Pelvic Trauma

The pelvis should be assessed clinically as part of the Secondary Survey.

1. Look abrasion or bruising over bony prominences.
 -  Scrotal or perineal haematoma.
 -  Blood at the urethral meatus.
 -  Leg length discrepancy
2. Feel/move posterior compression of iliac wings
 -  medial compression of iliac wings
 -  compression of pubic symphysis
 -  hip flexion and rotation
 -  rectal examination

All "impaired" patients and any patient with signs or symptoms of pelvic injury should have a plain AP x-ray of the pelvis. When fractures are identified, orthopaedic consultation is necessary.

If a patient with a pelvic fracture is haemodynamically unstable a DPL (supra umbilical) or FAST scan is required:
If grossly positive (DPL >10ml frank blood), the patient must go to the OR for a laparotomy.
If grossly negative pelvic angiography and embolisation of arterial bleeders is next step.
In major pelvic injury, stressing the pelvis should be avoided as it may dislodge vital clot.
Orthopaedic stabilisation of mechanically unstable pelvic fractures follows laparotomy or angiography to reduce venous loss (see algorithm).
Intensivist, orthopaedic and trauma specialists should be involved early.

Genitourinary injuries
Anterior pelvic fractures are associated with a high rate of bladder and urethral injuries.
Cystogram can be used to investigate these injuries.
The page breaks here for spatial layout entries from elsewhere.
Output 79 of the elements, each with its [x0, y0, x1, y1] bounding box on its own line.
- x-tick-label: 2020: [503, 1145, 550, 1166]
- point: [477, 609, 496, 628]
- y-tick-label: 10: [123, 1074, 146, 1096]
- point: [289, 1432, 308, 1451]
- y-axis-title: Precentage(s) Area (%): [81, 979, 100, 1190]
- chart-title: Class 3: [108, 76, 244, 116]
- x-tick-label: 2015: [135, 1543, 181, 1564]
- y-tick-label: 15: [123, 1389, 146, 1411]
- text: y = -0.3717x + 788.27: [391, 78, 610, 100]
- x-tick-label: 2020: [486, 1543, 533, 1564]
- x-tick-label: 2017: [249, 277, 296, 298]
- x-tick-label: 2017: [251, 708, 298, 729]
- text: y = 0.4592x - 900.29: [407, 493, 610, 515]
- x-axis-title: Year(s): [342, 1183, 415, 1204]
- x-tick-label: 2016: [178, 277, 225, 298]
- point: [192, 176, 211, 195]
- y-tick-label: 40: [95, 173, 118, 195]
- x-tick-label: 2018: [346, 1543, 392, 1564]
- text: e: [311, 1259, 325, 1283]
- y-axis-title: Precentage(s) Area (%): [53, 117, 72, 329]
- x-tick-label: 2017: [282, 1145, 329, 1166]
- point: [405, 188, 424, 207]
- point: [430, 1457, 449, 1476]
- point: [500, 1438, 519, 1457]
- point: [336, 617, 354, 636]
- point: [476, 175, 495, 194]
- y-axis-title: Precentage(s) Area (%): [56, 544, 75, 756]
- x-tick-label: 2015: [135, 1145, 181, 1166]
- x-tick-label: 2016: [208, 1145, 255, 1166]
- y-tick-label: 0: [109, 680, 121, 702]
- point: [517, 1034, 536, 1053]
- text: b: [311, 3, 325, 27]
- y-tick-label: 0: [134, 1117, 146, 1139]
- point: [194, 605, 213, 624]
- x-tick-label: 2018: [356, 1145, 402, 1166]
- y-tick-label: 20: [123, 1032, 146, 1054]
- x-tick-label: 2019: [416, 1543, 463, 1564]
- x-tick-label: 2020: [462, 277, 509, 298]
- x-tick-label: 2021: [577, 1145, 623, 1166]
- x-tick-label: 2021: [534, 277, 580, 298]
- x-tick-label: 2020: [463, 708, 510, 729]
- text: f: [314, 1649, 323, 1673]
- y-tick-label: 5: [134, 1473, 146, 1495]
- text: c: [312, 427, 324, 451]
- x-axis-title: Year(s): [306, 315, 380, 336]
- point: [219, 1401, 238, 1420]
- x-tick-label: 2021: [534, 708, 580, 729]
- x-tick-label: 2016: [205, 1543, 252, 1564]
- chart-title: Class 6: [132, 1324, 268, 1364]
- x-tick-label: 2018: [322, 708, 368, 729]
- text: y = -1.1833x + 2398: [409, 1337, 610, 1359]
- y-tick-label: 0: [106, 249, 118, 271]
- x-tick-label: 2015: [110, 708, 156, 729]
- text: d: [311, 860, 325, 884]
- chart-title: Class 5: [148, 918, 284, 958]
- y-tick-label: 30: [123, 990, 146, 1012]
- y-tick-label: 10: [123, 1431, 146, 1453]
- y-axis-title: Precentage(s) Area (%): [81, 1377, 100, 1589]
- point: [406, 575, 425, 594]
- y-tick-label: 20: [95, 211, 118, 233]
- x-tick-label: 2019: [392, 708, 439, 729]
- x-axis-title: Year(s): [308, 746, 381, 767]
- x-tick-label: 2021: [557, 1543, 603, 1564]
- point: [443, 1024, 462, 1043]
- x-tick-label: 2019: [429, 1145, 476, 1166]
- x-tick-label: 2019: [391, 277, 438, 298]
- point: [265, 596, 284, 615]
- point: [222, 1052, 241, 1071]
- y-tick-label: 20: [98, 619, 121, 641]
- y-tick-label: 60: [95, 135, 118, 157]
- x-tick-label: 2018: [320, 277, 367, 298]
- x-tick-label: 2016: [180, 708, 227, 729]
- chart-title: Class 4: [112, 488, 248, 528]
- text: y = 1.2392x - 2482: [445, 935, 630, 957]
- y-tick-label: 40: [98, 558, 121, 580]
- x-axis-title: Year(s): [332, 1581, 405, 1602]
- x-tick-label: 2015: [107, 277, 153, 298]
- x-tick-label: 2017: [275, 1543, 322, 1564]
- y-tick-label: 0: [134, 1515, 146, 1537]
Gross haematuria with anterior pelvic fractures will likely have bladder rupture as a cause.
An alternative to cystography in the screening room is a CT cystogram. (The bladder is filled with 300 ml of contrast prior to obtaining a CT 'run' through the pelvis. Post-drainage views of the bladder are then taken). Views of the bladder during a standard trauma CT are not sufficiently sensitive or specific for bladder injury.
Retrograde urethrogram is required for the patient with: blood at the urethral meatus, scrotal bruising, high-riding prostate on PR or the stable patient with multiple grossly displaced superior and inferior pubic rami fractures.